Nehemiah argues that to show jurisdiction, he needs discovery, inter alia, as to the number of United States athletes affected by the IAAF regulations, rulings and decisions, and the number of United States events it sanctions, directs and controls either alone or through its agents. In Compagnie des Bauxites de Guinee v. L'Union Atlantique S.A. d'Assurances, 723 F.2d 357, 362 (3d Cir. 1983), we directed that a trial court should permit discovery on the question of jurisdiction unless the plaintiff's claim is "clearly frivolous". We see nothing frivolous about Nehemiah's claim of jurisdiction, although, of course, we express no opinion on the ultimate issue.
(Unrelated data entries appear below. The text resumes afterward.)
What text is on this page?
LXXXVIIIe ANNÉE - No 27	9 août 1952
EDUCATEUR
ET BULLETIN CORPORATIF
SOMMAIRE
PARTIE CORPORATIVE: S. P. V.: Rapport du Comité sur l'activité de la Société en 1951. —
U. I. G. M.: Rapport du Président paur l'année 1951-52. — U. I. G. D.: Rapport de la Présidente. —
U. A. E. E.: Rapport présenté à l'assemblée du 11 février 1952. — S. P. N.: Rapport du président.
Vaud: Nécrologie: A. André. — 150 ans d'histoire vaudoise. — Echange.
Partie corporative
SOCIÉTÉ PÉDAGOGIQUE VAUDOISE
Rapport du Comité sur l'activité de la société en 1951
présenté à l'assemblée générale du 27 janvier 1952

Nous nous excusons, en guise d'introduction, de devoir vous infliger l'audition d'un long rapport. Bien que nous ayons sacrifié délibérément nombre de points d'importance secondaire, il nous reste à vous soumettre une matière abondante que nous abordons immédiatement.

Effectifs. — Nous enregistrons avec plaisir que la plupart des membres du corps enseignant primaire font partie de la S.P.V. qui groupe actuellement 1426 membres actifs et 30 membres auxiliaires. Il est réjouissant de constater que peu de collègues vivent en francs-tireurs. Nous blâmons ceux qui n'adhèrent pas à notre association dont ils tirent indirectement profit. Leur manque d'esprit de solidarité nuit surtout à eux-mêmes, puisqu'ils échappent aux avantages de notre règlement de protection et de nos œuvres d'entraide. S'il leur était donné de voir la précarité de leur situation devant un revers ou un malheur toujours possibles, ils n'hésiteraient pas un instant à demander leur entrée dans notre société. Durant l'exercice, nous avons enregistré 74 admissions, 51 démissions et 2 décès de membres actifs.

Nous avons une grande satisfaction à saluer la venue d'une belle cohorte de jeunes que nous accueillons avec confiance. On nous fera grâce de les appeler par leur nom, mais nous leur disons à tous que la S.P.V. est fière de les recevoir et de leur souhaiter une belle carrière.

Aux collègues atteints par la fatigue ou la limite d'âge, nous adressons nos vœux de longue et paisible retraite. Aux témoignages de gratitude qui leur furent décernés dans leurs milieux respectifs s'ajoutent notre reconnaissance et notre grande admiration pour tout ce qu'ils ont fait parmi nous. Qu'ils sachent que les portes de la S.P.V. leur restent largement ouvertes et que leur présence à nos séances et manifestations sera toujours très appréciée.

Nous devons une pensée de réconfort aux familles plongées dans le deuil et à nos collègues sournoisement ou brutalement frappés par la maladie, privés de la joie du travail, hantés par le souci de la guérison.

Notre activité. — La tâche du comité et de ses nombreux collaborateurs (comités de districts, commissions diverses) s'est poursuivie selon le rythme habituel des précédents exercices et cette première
Finally, as IAAF has repeatedly reminded us, this case has now been pending for more than a year. Because discovery was stayed by the district court pending the appeal, Nehemiah is now a year older. The running of time may affect an athlete more adversely than many other litigants. This may be an appropriate case for the district court, in its discretion, to permit discovery to proceed simultaneously on jurisdiction and on the merits.*fn3 Indeed, there seems to be some overlap in the issues since the manner in which IAAF controlled TAC's decision vis-a-vis Nehemiah, in opposition to the position of both TAC's own Board and the United States Olympic Committee, seems to have pertinence to both. Of course, we are confident that the district court will be even handed to all parties in allowing discovery.
For the foregoing reasons, we will vacate the order of the district court denying appellant's motion to dismiss and will remand this matter for further proceedings consistent with this opinion. Each party to bear its own costs.